Глаза Ленина сузились, взгляд сделался жестким, колючим.

— Это у нас в ВСНХ такие мудрецы сидят, директивы дают хозяйственникам: вышибайте побольше прибыли от продажи промышленных товаров, повышайте цены сколько влезет, деньги, мол, нам необходимы.

Он повернулся к Надежде Константиновне:

— Прости, пожалуйста. Возьми карандаш. Запиши, пусть передадут по телефону в Цека.

Ленин стал диктовать, и голос его зазвучал твердо и строго:

— Вторично предупреждаю: нэпманский лозунг чиновников из ВСНХ о безудержном повышении цен на товары в конечном счете может привести лишь с сужению базы промышленного производства, кризису сбыта и подрыву индустрии. Проводимая этими чиновниками политика цен неизбежно нанесет вред смычке с крестьянством. Полагаю, что важнейшим вопросом о ценах надо заняться теперь же, сегодня, немедленно.

Затаив дыхание, Григорий Кирьякович вслушивался в каждое слово Ленина, чтобы все запомнить, ничего не упустить. Мысленно он спрашивал себя: «О чем самом важном, самом главном, основном надо узнать сейчас?» Он тотчас же подумал, что самое важное, самое главное, основное — здоровье Ленина, но спросить об этом не решался, так как видел, чувствовал, что Ленин болен, что он, подавляя страдание, как бы отрывает, стряхивает с себя физическую боль, но продолжает из этого спокойного, тихого, окруженного парком дома руководить партией, страной, гудящей как улей, вынесенный из темного зимовника на залитый солнцем весенний ток.

А Ленин, уловив немой упрек в глазах профессора, уже говорил, примирительно поглядывая на него:

— Все, все. Молчу. Ей-ей! Молчу и слушаю пустопольского товарища.

И, повернувшись к Долотову, спросил:

— Коммуны, артели у вас в волости есть?

— В Пустопольской волости нету, Владимир Ильич, — сказал Долотов. — В нашем уезде есть одна коммуна под Ржанском, называется «Маяк революции», только она на ладан дышит, ничего путного из нее не выходит. Земли коммунарам отвели много, почти что все монастырские поля им прирезали, а работать на этой земле нечем. У них десятка три или четыре подбитых коней да пара поломанных косилок. Вот они и маются. Сенокосы сдают нашим пустопольцам за третью копну, а пахотной земли не осваивают и половины, бурьяны на полях растят. Теперь у них вовсе плохое положение.

— Почему? — спросил Ленин.

Григорий Кирьякович рассказал о поджоге скирды, об аресте Тимофея Шелюгина, о том, что отдельные коммунары ушли из коммуны и поступили на кирпичный завод.

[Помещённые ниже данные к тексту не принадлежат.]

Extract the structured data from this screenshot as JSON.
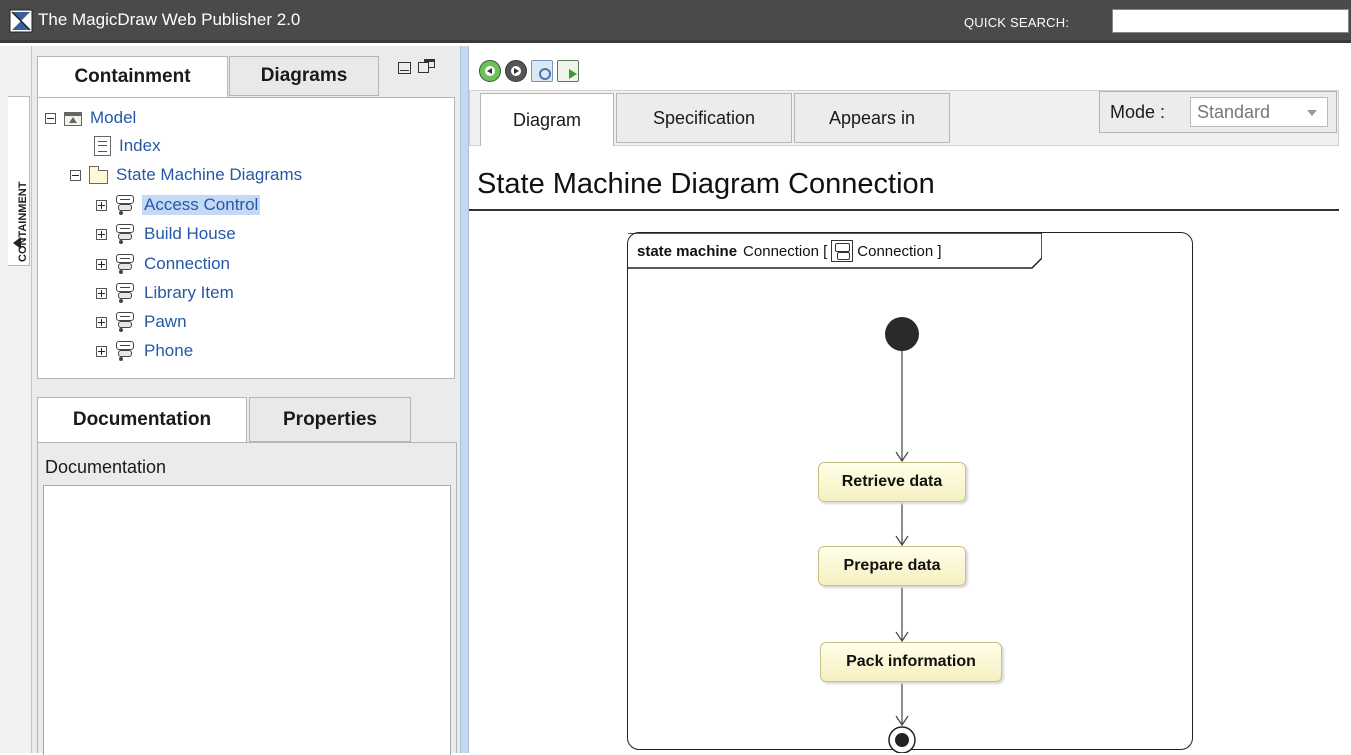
{
  "app": {
    "title": "The MagicDraw Web Publisher 2.0",
    "quick_search_label": "QUICK SEARCH:",
    "quick_search_value": ""
  },
  "side_strip": {
    "label": "CONTAINMENT"
  },
  "left_panel": {
    "tabs": [
      {
        "label": "Containment",
        "active": true
      },
      {
        "label": "Diagrams",
        "active": false
      }
    ],
    "tree": [
      {
        "label": "Model",
        "icon": "model-icon",
        "expander": "minus",
        "level": 0
      },
      {
        "label": "Index",
        "icon": "document-icon",
        "expander": "none",
        "level": 1
      },
      {
        "label": "State Machine Diagrams",
        "icon": "folder-icon",
        "expander": "minus",
        "level": 1
      },
      {
        "label": "Access Control",
        "icon": "state-machine-icon",
        "expander": "plus",
        "level": 2,
        "selected": true
      },
      {
        "label": "Build House",
        "icon": "state-machine-icon",
        "expander": "plus",
        "level": 2
      },
      {
        "label": "Connection",
        "icon": "state-machine-icon",
        "expander": "plus",
        "level": 2
      },
      {
        "label": "Library Item",
        "icon": "state-machine-icon",
        "expander": "plus",
        "level": 2
      },
      {
        "label": "Pawn",
        "icon": "state-machine-icon",
        "expander": "plus",
        "level": 2
      },
      {
        "label": "Phone",
        "icon": "state-machine-icon",
        "expander": "plus",
        "level": 2
      }
    ],
    "bottom_tabs": [
      {
        "label": "Documentation",
        "active": true
      },
      {
        "label": "Properties",
        "active": false
      }
    ],
    "documentation_label": "Documentation",
    "documentation_text": ""
  },
  "right_panel": {
    "toolbar": [
      "back-icon",
      "forward-icon",
      "find-icon",
      "export-icon"
    ],
    "tabs": [
      {
        "label": "Diagram",
        "active": true
      },
      {
        "label": "Specification",
        "active": false
      },
      {
        "label": "Appears in",
        "active": false
      }
    ],
    "mode_label": "Mode :",
    "mode_value": "Standard",
    "diagram_title": "State Machine Diagram Connection",
    "diagram": {
      "keyword": "state machine",
      "name": "Connection [",
      "context": "Connection ]",
      "states": [
        "Retrieve data",
        "Prepare data",
        "Pack information"
      ]
    }
  },
  "colors": {
    "titlebar": "#4a4a4a",
    "link": "#2658a5",
    "selection": "#c4d9f7",
    "splitter": "#c6d8ef",
    "state_fill": "#fffbe0"
  }
}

— Я сам с ними беседовал, — закончил Долотов. — Они только рукой машут и говорят: «На беса нам сдалась такая коммуния!»

Ленин задумчиво помешал ложечкой недопитый чай.

— Этого, собственно, следовало ожидать. На подбитых конях крестьянин в коммунизм не въедет. Для крупного же артельного объединения типа сельскохозяйственной коммуны нужны машины, которых мы пока дать не можем.

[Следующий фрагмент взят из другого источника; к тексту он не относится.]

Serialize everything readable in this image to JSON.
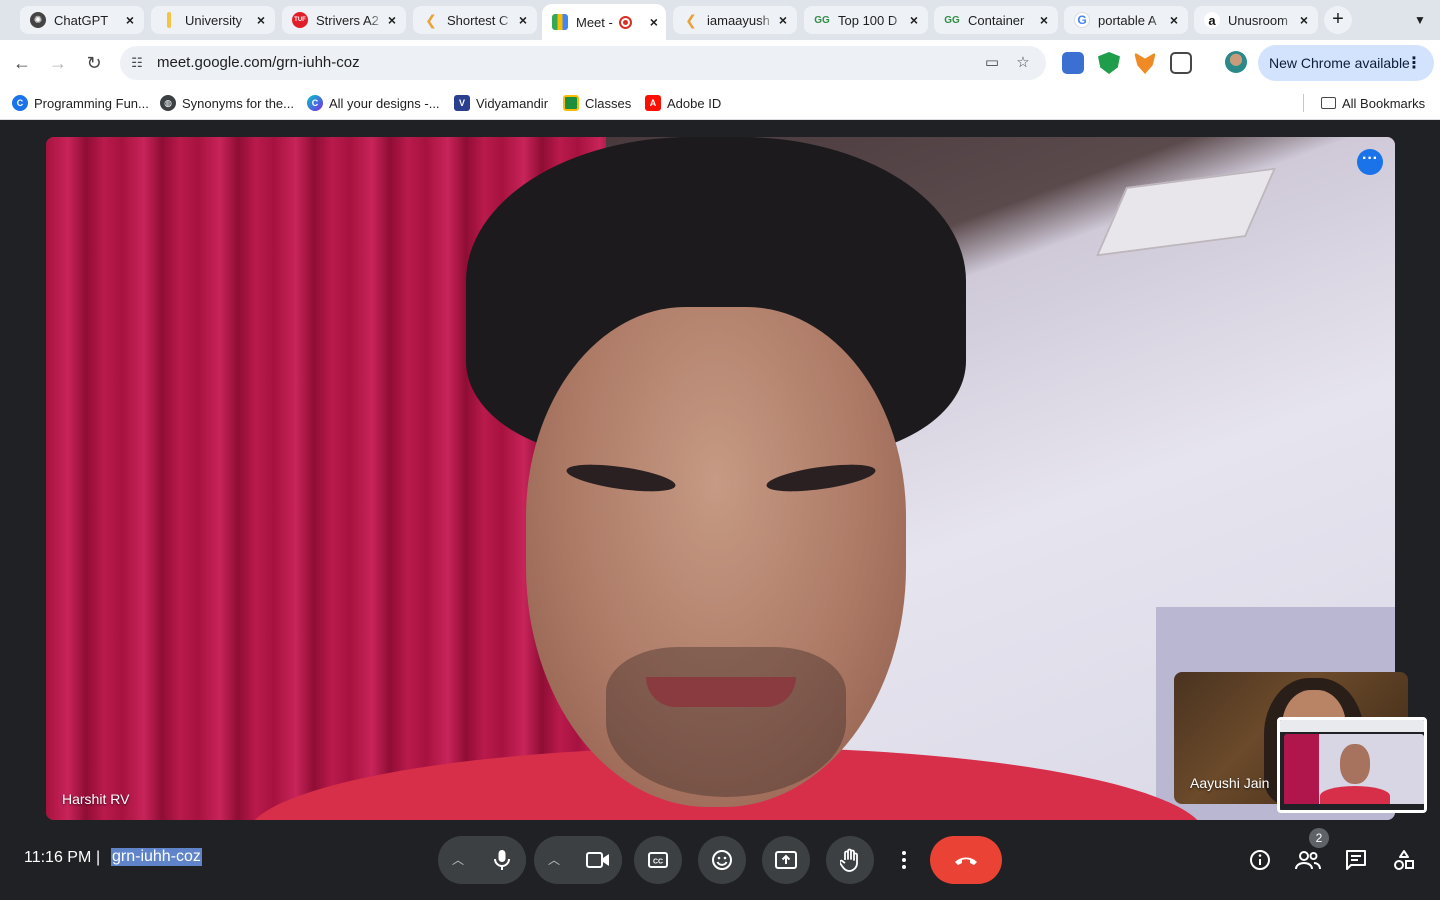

Он пристально посмотрел на Долотова:

— Вы обязательно посетите Сельскохозяйственную вы ставку. Там будут показаны два наших, советских трактора. Вот если бы мы могли дать завтра народу сто тысяч таких тракторов, обеспечить их бензином, посадить на тракторы хороших машинистов, то любой ваш ржанский крестьянин сказал бы: «Я за коммунию». К сожалению, это пока фантазия. Но это будет. И в очень недалеком времени. Сама же идея кооперирования крестьянства совершенно правильная, единственно правильная идея: крестьянству надо переходить к хозяйству общественному — в этом выход. Что же касается форм такого перехода, то они не даются готовыми. Партия ищет эти формы — коммуну, артель, товарищество, проверяет их самой жизнью. Тут могут быть и ошибки и срывы. Но путь указан правильный. Единственно правильный…

Ленин расспросил Долотова об урожае, поинтересовался работой сельсоветов, волостной партийной организации и, расположившись в кресле поудобнее, попросил:

— А теперь расскажите-ка, в чем больше всего нуждается волость.

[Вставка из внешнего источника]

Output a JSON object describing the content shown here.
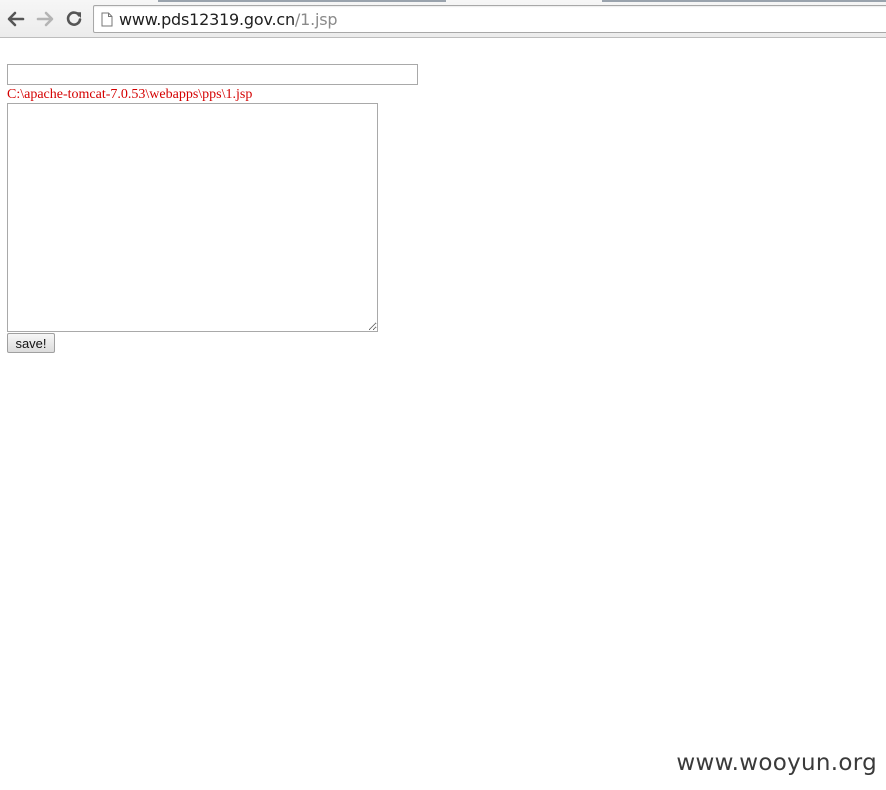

Но, как видно, терпению профессора наступил конец. Старик поднялся, чопорно поклонился Надежде Константиновне, строго сказал что-то Ленину — что именно, Долотов не расслышал, — и Ленин, улыбнувшись краешком губ, проговорил:

— Начальству надо подчиняться, ничего не сделаешь.

Отпуская Долотова, он сказал:

— Вы не вздумайте уезжать без моего разрешения. До завтрашнего дня вам можно задержаться. Товарищ Отто вас устроит.

Сопровождаемый Надеждой Константиновной и профессором, Владимир Ильич ушел отдыхать.

Долотов спустился вниз, присел на скамью под высоким кустом сирени. Стоял теплый полдень. Сирень давно отцвела, но между ее истемна-зеленымн листьями еще бурели остатки сухих цветочных кистей с коричневыми коробочками. Над политыми утром клумбами, бесцельно жужжа в лиловых астрах, носились пчелы.

«Да, да, самое главное сейчас — его, Ленина, здоровье, — думал Долотов, вслушиваясь в монотонное жужжание пчел. — Этот врач правильно делает, заставляя Владимира Ильича отдыхать. Но разве его заставишь отдыхать? Он и тут работает не покладая рук. Каждый из нас, глядя на него, должен работать вдесятеро, тогда и ему будет легче».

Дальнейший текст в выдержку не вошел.